Governor Rick Perry’s call for Texas agencies to cut spending over the next two years has prompted a statewide search for fiscal inefficiencies, a search UT will undertake in the next few months. It is currently unclear how these reductions will affect universities across Texas.
Perry and the Legislative Budget Board, a committee of the Texas Legislature that oversees budget analyses and recommendations, sent a letter June 4 directing Texas agencies to keep their 2014-15 budgets below the 2012-13 biennium expensed and budget total. It also called on state agencies to identify proposals to further reduce budgets by 10 percent. These proposals will ultimately be decided upon when the budget board meets in January.
Mary Knight, associate vice president of the UT budget office, said a 10 percent reduction for UT would amount to a $59 million cut over two years. Knight said it is unclear how UT will be affected if the Legislative Budget Board approves the reduced budget proposals.
Officials in the governor’s office said every agency in Texas is being asked to search for inefficiencies within their budgets and to propose reductions.
Knight said UT has an ongoing five-year budget planning process that involves deans from respective college and vice presidents who collaborate with the president and provost to determine strategic priorities for each unit of the University.
“At this point, the reductions are part of a planning process for next legislative session,” Knight said. “Until the legislative session begins in January of 2013, we will not have the details of how this may impact UT Austin.”
Michael Morton, president of the Senate of College Councils, said it is difficult to determine where the cuts will be made within the University at this point if the Legislature asks state institutions to cut their budgets.
In the 2011 legislative session, the Texas Legislature cut 17.5 percent of UT’s budget, or $92 million, over two years. Morton said cuts made in the last budget cycle resulted in the loss of valuable administrators and staff members. He is a member of the President’s Student Advisory Council, a group of 12 students who guide the University president in matters relating to student interests, including finances and tuition.
Morton said UT is currently already operating at minimal costs, making additional cuts especially harmful.
“There’s a lot of little things that I don’t think people realize are affected by the cuts,” Morton said. “It does take a toll on people and it does take a toll on the university because we’re receiving less and less state funding.”
A 2.6 percent tuition increase proposed by President William Powers Jr. was denied by the UT Board of Regents in May, which Morton said would have made up some of the ground lost by budget cuts.
“I supported the tuition increase of 2.6 percent,” Morton said. “It was a modest increase for the situation that we, as an institution, are in. Ultimately, I thought it was better in the long run for the institution and better for students. Obviously no one wants a tuition increase in an already poor economic climate, which is why state funding is so critical and why we need to continue to get that message heard at legislature.”

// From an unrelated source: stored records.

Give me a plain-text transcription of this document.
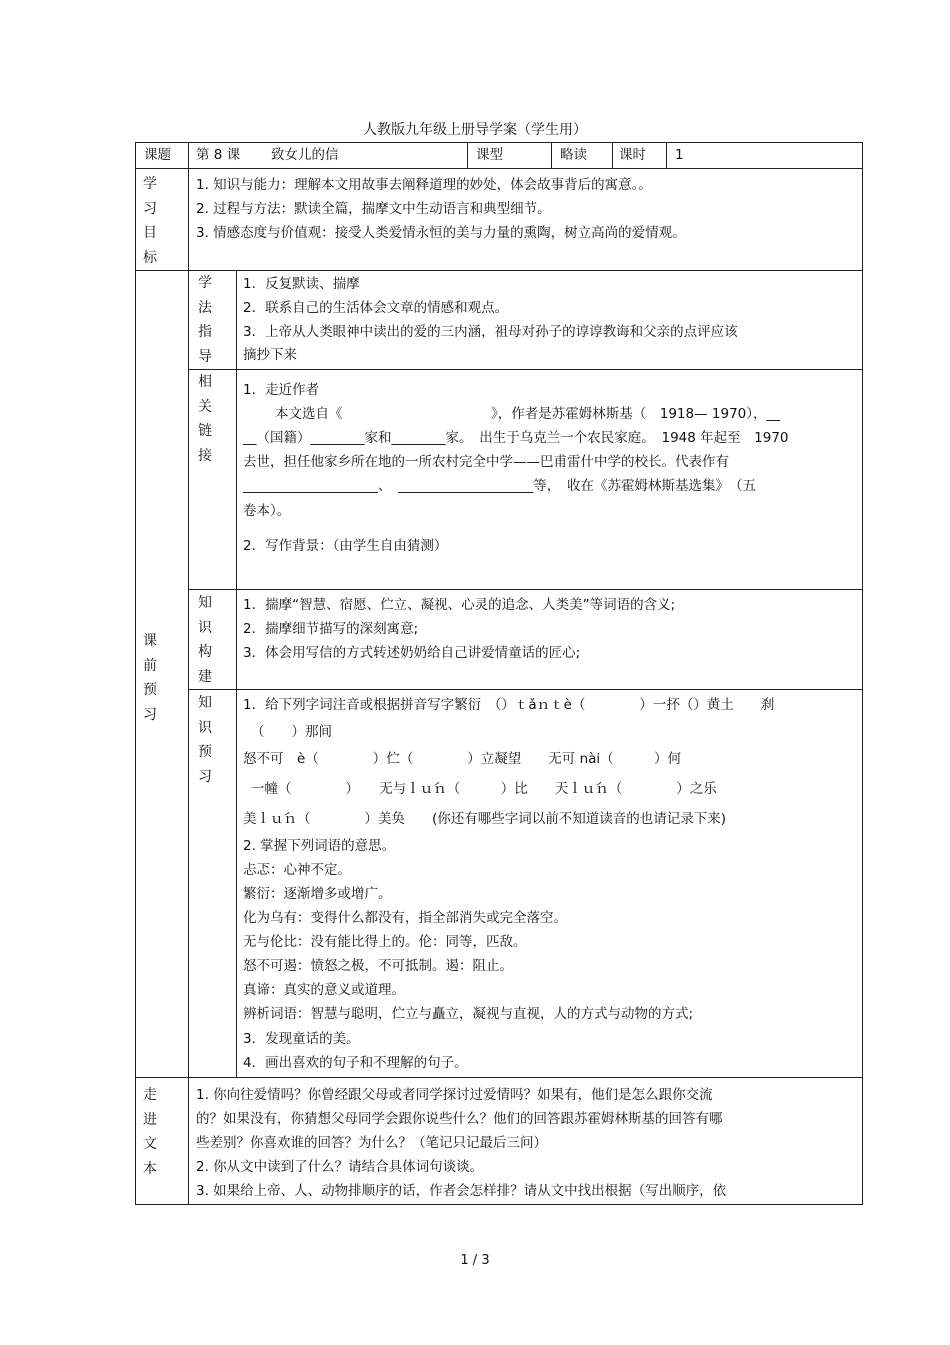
人教版九年级上册导学案（学生用）
课题 第 8 课 致女儿的信	课型	略读 课时 1
学习目标
1. 知识与能力：理解本文用故事去阐释道理的妙处，体会故事背后的寓意。。
2. 过程与方法：默读全篇，揣摩文中生动语言和典型细节。
3. 情感态度与价值观：接受人类爱情永恒的美与力量的熏陶，树立高尚的爱情观。
课前预习
学法指导
1．反复默读、揣摩
2．联系自己的生活体会文章的情感和观点。
3．上帝从人类眼神中读出的爱的三内涵，祖母对孙子的谆谆教诲和父亲的点评应该
摘抄下来
相关链接
1．走近作者
本文选自《　　　　　　　　　　　》，作者是苏霍姆林斯基（　1918— 1970），__
__（国籍）________家和________家。　出生于乌克兰一个农民家庭。　1948 年起至　1970
去世，担任他家乡所在地的一所农村完全中学——巴甫雷什中学的校长。代表作有
____________________、　____________________等，　收在《苏霍姆林斯基选集》　（五
卷本）。
2．写作背景：（由学生自由猜测）
知识构建
1．揣摩“智慧、宿愿、伫立、凝视、心灵的追念、人类美”等词语的含义;
2．揣摩细节描写的深刻寓意;
3．体会用写信的方式转述奶奶给自己讲爱情童话的匠心;
知识预习
1．给下列字词注音或根据拼音写字繁衍　（）ｔǎｎｔè（　　　　）一抔（）黄土　　刹
（　　）那间
怒不可　è（　　　　）伫（　　　　）立凝望　　无可 nài（　　　）何
一幢（　　　　）　　无与ｌｕ́ｎ（　　　）比　　天ｌｕ́ｎ（　　　　）之乐
美ｌｕ́ｎ（　　　　）美奂　　(你还有哪些字词以前不知道读音的也请记录下来)
2. 掌握下列词语的意思。
忐忑：心神不定。
繁衍：逐渐增多或增广。
化为乌有：变得什么都没有，指全部消失或完全落空。
无与伦比：没有能比得上的。伦：同等，匹敌。
怒不可遏：愤怒之极，不可抵制。遏：阻止。
真谛：真实的意义或道理。
辨析词语：智慧与聪明，伫立与矗立，凝视与直视，人的方式与动物的方式;
3．发现童话的美。
4．画出喜欢的句子和不理解的句子。
走进文本
1. 你向往爱情吗？你曾经跟父母或者同学探讨过爱情吗？如果有，他们是怎么跟你交流
的？如果没有，你猜想父母同学会跟你说些什么？他们的回答跟苏霍姆林斯基的回答有哪
些差别？你喜欢谁的回答？为什么？（笔记只记最后三问）
2. 你从文中读到了什么？请结合具体词句谈谈。
3. 如果给上帝、人、动物排顺序的话，作者会怎样排？请从文中找出根据（写出顺序，依
1 / 3
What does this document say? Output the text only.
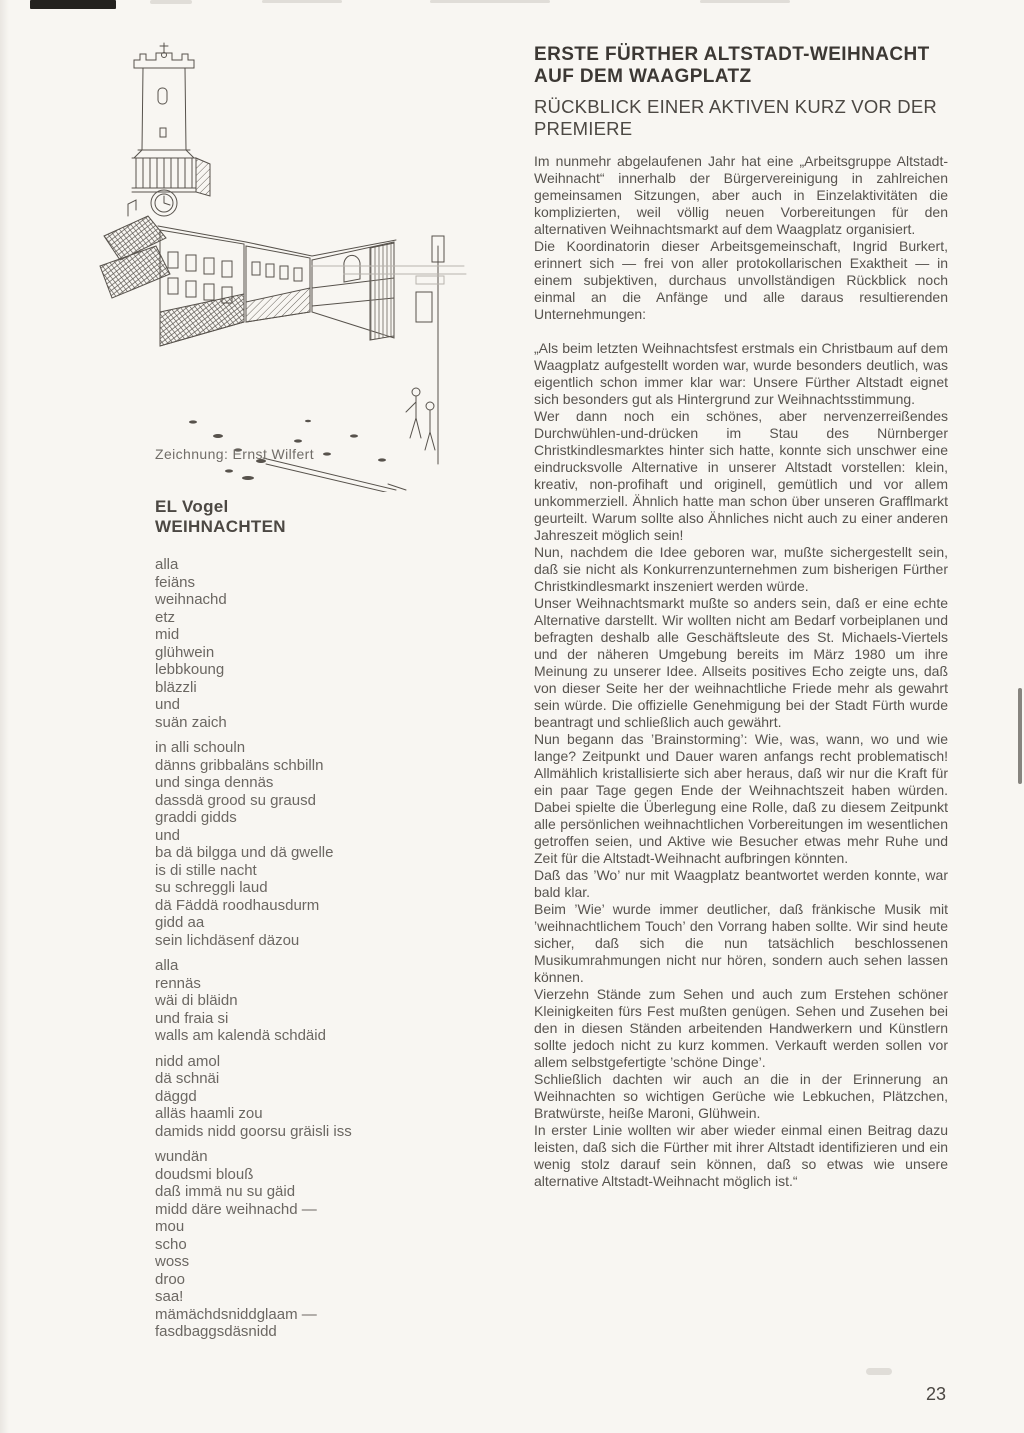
Zeichnung: Ernst Wilfert
EL Vogel
WEIHNACHTEN
alla
feiäns
weihnachd
etz
mid
glühwein
lebbkoung
bläzzli
und
suän zaich
in alli schouln
dänns gribbaläns schbilln
und singa dennäs
dassdä grood su grausd
graddi gidds
und
ba dä bilgga und dä gwelle
is di stille nacht
su schreggli laud
dä Fäddä roodhausdurm
gidd aa
sein lichdäsenf däzou
alla
rennäs
wäi di bläidn
und fraia si
walls am kalendä schdäid
nidd amol
dä schnäi
däggd
alläs haamli zou
damids nidd goorsu gräisli iss
wundän
doudsmi blouß
daß immä nu su gäid
midd däre weihnachd —
mou
scho
woss
droo
saa!
mämächdsniddglaam —
fasdbaggsdäsnidd
ERSTE FÜRTHER ALTSTADT-WEIHNACHT
AUF DEM WAAGPLATZ
RÜCKBLICK EINER AKTIVEN KURZ VOR DER
PREMIERE

Im nunmehr abgelaufenen Jahr hat eine „Arbeitsgruppe Altstadt-Weihnacht“ innerhalb der Bürgervereinigung in zahlreichen gemeinsamen Sitzungen, aber auch in Einzelaktivitäten die komplizierten, weil völlig neuen Vorbereitungen für den alternativen Weihnachtsmarkt auf dem Waagplatz organisiert.

Die Koordinatorin dieser Arbeitsgemeinschaft, Ingrid Burkert, erinnert sich — frei von aller protokollarischen Exaktheit — in einem subjektiven, durchaus unvollständigen Rückblick noch einmal an die Anfänge und alle daraus resultierenden Unternehmungen:

„Als beim letzten Weihnachtsfest erstmals ein Christbaum auf dem Waagplatz aufgestellt worden war, wurde besonders deutlich, was eigentlich schon immer klar war: Unsere Fürther Altstadt eignet sich besonders gut als Hintergrund zur Weihnachtsstimmung.

Wer dann noch ein schönes, aber nervenzerreißendes Durchwühlen-und-drücken im Stau des Nürnberger Christkindlesmarktes hinter sich hatte, konnte sich unschwer eine eindrucksvolle Alternative in unserer Altstadt vorstellen: klein, kreativ, non-profihaft und originell, gemütlich und vor allem unkommerziell. Ähnlich hatte man schon über unseren Grafflmarkt geurteilt. Warum sollte also Ähnliches nicht auch zu einer anderen Jahreszeit möglich sein!

Nun, nachdem die Idee geboren war, mußte sichergestellt sein, daß sie nicht als Konkurrenzunternehmen zum bisherigen Fürther Christkindlesmarkt inszeniert werden würde.

Unser Weihnachtsmarkt mußte so anders sein, daß er eine echte Alternative darstellt. Wir wollten nicht am Bedarf vorbeiplanen und befragten deshalb alle Geschäftsleute des St. Michaels-Viertels und der näheren Umgebung bereits im März 1980 um ihre Meinung zu unserer Idee. Allseits positives Echo zeigte uns, daß von dieser Seite her der weihnachtliche Friede mehr als gewahrt sein würde. Die offizielle Genehmigung bei der Stadt Fürth wurde beantragt und schließlich auch gewährt.

Nun begann das ’Brainstorming’: Wie, was, wann, wo und wie lange? Zeitpunkt und Dauer waren anfangs recht problematisch! Allmählich kristallisierte sich aber heraus, daß wir nur die Kraft für ein paar Tage gegen Ende der Weihnachtszeit haben würden. Dabei spielte die Überlegung eine Rolle, daß zu diesem Zeitpunkt alle persönlichen weihnachtlichen Vorbereitungen im wesentlichen getroffen seien, und Aktive wie Besucher etwas mehr Ruhe und Zeit für die Altstadt-Weihnacht aufbringen könnten.

Daß das ’Wo’ nur mit Waagplatz beantwortet werden konnte, war bald klar.

Beim ’Wie’ wurde immer deutlicher, daß fränkische Musik mit ’weihnachtlichem Touch’ den Vorrang haben sollte. Wir sind heute sicher, daß sich die nun tatsächlich beschlossenen Musikumrahmungen nicht nur hören, sondern auch sehen lassen können.

Vierzehn Stände zum Sehen und auch zum Erstehen schöner Kleinigkeiten fürs Fest mußten genügen. Sehen und Zusehen bei den in diesen Ständen arbeitenden Handwerkern und Künstlern sollte jedoch nicht zu kurz kommen. Verkauft werden sollen vor allem selbstgefertigte ’schöne Dinge’.

Schließlich dachten wir auch an die in der Erinnerung an Weihnachten so wichtigen Gerüche wie Lebkuchen, Plätzchen, Bratwürste, heiße Maroni, Glühwein.

In erster Linie wollten wir aber wieder einmal einen Beitrag dazu leisten, daß sich die Fürther mit ihrer Altstadt identifizieren und ein wenig stolz darauf sein können, daß so etwas wie unsere alternative Altstadt-Weihnacht möglich ist.“

23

Lucy Nashed, spokeswoman for the governor’s office, said Perry has asked universities to avoid raising tuition in the future if the reduced budget proposals are approved. Nashed said Perry has been very vocal about keeping tuition rates frozen.
“Tuition shouldn’t be the first place universities look to raise to revenue,” Nashed said. “He’s still calling on universities to find deficiencies. There’s still a lot that can be done before tuition needs to be increased.”
Nashed said the governor’s overarching vision for the state is to maintain fiscal discipline and to streamline government operation. She said not raising taxes for Texas residents is one of Perry’s goals outlined for this upcoming budget cycle.
“He has asked lawmakers to keep this [goal] in mind, and now we’re just asking agencies to take a look at their budgets and see what savings they could find,” Nashed said. “It’s basically just kind of setting the stage.”
Preservation of the state’s Economic Stabilization Fund is another of Perry’s priorities, Nashed said. Often referred to as the Rainy Day Fund, it is set aside for state emergencies such as natural disasters. According to the Legislative Budget Board’s 2012-13 revenue outlook, the Rainy Day Fund was at a balance of $8.2 billion and is projected to increase to $9.6 billion by the end of the 2013 fiscal year.